The poles of the Earth are frozen. This is a fact taught at school. What is not taught as often is that such ground, if frozen for at least two years straight, is given a special name: permafrost.
Climate change is heating the earth. The melting ice caps and rising sea levels are key metrics to understanding just how far gone we are as a species. But in the permafrost we have another metric that promises to offer similar insights into our planet’s health. The trouble is that so far—except for some obvious pockets—we had no idea just where to look for this.
Now, results of the six-year-long NUNATARYUK project in Europe have made possible the successful mapping of all the permafrost that exists in the Arctic. They even released a brilliant atlast of this for free.
There is a lot ot unpack here, but these are the fun bits:
- 16 million sq km of the Earth is permafrost.
- It accounts for about 15% of the Northern Hemisphere.
- It can be visible—above ground—or underground, and the atlast effectively makes this unseen permafrost visible by mapping.
- People actually live in these areas of permanent sub-zero temperatures and have a special relationship with the permafrost much like people elsewhere might have relationships with their local forests, deserts, beaches, mountains etc.
And the permafrost is disappearing as a result of climate change. As Scientific American’s Emily Schwing puts it, “in many of Earth’s coldest regions ... it’s warming and melting and shifting rapidly. That means infrastructure is less stable, ecosystems are changing and cultures tied to life on frozen ground are shifting.”

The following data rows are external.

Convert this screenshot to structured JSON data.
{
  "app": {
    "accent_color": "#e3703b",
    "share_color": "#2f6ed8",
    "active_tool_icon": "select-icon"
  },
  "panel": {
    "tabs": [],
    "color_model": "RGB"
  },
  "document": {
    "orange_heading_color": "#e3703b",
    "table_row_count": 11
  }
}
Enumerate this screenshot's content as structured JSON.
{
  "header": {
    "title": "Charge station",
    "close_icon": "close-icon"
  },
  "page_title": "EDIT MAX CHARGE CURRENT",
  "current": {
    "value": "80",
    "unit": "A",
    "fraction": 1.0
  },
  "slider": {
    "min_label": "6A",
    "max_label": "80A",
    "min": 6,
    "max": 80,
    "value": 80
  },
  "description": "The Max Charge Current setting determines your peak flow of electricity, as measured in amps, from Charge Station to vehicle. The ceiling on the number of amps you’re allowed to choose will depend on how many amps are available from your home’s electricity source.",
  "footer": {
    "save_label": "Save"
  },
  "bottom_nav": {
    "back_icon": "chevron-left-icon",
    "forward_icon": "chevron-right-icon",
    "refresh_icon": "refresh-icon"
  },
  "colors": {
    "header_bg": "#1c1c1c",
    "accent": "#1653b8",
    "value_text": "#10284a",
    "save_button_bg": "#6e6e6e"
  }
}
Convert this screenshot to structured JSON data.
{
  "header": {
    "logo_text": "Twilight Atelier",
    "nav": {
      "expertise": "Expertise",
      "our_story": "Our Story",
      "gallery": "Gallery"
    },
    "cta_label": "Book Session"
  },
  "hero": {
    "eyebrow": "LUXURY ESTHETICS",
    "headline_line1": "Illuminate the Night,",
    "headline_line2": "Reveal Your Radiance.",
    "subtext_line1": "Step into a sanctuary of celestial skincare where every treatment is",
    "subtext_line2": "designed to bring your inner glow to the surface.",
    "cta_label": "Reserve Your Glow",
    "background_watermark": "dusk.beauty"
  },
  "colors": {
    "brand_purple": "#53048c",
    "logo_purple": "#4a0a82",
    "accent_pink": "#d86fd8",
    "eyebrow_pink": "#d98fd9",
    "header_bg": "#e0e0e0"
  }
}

The Permafrost atlas is not a record of how things are. It is poised to be a historically significant document in science recording how the permafrost was around 2023. In 1990, the average temperature of permafrost at 20m deep was just below –8°C. Today, it is closer to –5°C, or nearly twice as warm. The NUNATARYUK project atlas estimates that varying the target stability of the Earth’s temperature by as little as 0.5°C could be the difference between saving or losing anywhere from 2 million to 4 million sq km of permafrost.
In short, caring for the climate is more important than we can imagine. If you only browse one book this week, make sure it is the wonderful new Arctic Permafrost Atlas—and do so before it becomes nothing more than an unfortunate piece of history.